For Spotts, it’s about balance. It’s making sure that every mode of transportation gets a fair use of the available space.
“There may be a change that doesn’t privilege the car, but the transportation system needs to work safely and efficiently for all users,” he said.
I asked him about the ‘war on cars,’ and he told me that the One Seattle approach to transportation would never include a war on anything. He said he is intrigued by influencing transportation around Puget Sound, which is, as he put it, “as a thought partner across the region.”
One of his top priorities is a top to bottom review of Vision Zero. Coming off record years of pedestrian and bicycle deaths in the city, he said what the city is doing isn’t working.
“Although a lot of good work and hard work has been done, the fatalities are going up, not down,” he said. “We have to figure out why that is and pivot accordingly.”
Spotts said the city has to be “fearless” when attacking this issue.
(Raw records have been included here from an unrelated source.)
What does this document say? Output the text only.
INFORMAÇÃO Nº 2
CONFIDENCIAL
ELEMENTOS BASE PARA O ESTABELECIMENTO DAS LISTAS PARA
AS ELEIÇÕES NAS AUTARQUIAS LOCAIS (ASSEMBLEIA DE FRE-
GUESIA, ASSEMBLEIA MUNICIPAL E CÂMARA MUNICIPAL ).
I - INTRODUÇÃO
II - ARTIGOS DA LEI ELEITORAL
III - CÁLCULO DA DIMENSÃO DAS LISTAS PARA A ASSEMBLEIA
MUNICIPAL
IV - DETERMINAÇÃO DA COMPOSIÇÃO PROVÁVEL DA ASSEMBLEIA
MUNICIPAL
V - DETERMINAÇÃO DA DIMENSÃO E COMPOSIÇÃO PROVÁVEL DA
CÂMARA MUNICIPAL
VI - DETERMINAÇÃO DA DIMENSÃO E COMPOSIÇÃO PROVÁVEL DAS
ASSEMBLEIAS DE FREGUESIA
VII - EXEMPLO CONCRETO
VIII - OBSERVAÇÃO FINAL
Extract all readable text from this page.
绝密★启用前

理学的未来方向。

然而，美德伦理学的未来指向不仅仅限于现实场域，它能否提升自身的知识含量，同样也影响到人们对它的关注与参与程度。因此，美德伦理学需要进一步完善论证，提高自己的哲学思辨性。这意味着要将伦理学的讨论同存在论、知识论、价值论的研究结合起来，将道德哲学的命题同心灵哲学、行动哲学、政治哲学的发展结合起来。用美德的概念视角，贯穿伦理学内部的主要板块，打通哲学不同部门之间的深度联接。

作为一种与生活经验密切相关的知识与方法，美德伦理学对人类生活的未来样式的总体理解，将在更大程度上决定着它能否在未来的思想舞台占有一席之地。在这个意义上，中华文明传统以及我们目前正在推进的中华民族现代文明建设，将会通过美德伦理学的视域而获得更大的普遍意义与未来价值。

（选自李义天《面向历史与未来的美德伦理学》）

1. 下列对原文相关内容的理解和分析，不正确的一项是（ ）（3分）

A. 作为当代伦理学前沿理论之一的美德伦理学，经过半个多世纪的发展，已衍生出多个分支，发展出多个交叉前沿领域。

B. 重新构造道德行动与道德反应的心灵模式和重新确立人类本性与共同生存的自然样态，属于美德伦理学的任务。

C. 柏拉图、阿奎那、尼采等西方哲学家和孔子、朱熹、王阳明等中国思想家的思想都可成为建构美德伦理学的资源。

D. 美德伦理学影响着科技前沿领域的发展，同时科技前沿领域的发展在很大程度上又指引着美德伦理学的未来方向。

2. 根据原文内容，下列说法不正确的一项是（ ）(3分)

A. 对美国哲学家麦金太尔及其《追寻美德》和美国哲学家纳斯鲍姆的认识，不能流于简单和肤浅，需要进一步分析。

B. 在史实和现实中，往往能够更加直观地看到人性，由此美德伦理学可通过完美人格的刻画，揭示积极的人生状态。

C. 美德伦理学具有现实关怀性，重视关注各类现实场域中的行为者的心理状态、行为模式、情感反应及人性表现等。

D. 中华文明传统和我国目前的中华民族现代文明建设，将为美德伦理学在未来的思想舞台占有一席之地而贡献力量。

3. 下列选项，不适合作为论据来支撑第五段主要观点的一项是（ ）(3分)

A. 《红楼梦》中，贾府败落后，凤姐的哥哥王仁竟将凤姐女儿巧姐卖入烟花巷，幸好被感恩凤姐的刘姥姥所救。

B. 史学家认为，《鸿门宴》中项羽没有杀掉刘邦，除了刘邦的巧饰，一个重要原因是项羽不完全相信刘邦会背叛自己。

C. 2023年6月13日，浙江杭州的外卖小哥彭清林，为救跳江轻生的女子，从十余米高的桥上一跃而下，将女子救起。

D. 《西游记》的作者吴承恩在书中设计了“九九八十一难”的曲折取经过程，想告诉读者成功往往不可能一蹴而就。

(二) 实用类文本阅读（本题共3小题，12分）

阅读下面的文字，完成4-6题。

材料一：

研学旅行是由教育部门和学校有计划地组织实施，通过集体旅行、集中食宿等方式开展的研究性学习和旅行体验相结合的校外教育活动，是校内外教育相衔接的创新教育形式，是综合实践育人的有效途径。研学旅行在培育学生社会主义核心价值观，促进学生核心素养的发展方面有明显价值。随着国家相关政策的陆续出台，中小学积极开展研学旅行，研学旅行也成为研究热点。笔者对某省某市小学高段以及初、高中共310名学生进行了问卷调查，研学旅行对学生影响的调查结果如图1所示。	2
He wants to have data and a plan within the first 100 days of his tenure, including a new director of Vision Zero, who should be hired by next week.
While Spotts’ visions and priorities are in line with his predecessors and with the city’s climate goals, he appears ready to bring a much more aggressive attitude to the position. Expect to see him out and about and remember, if you want to tell him something, don’t, show him instead.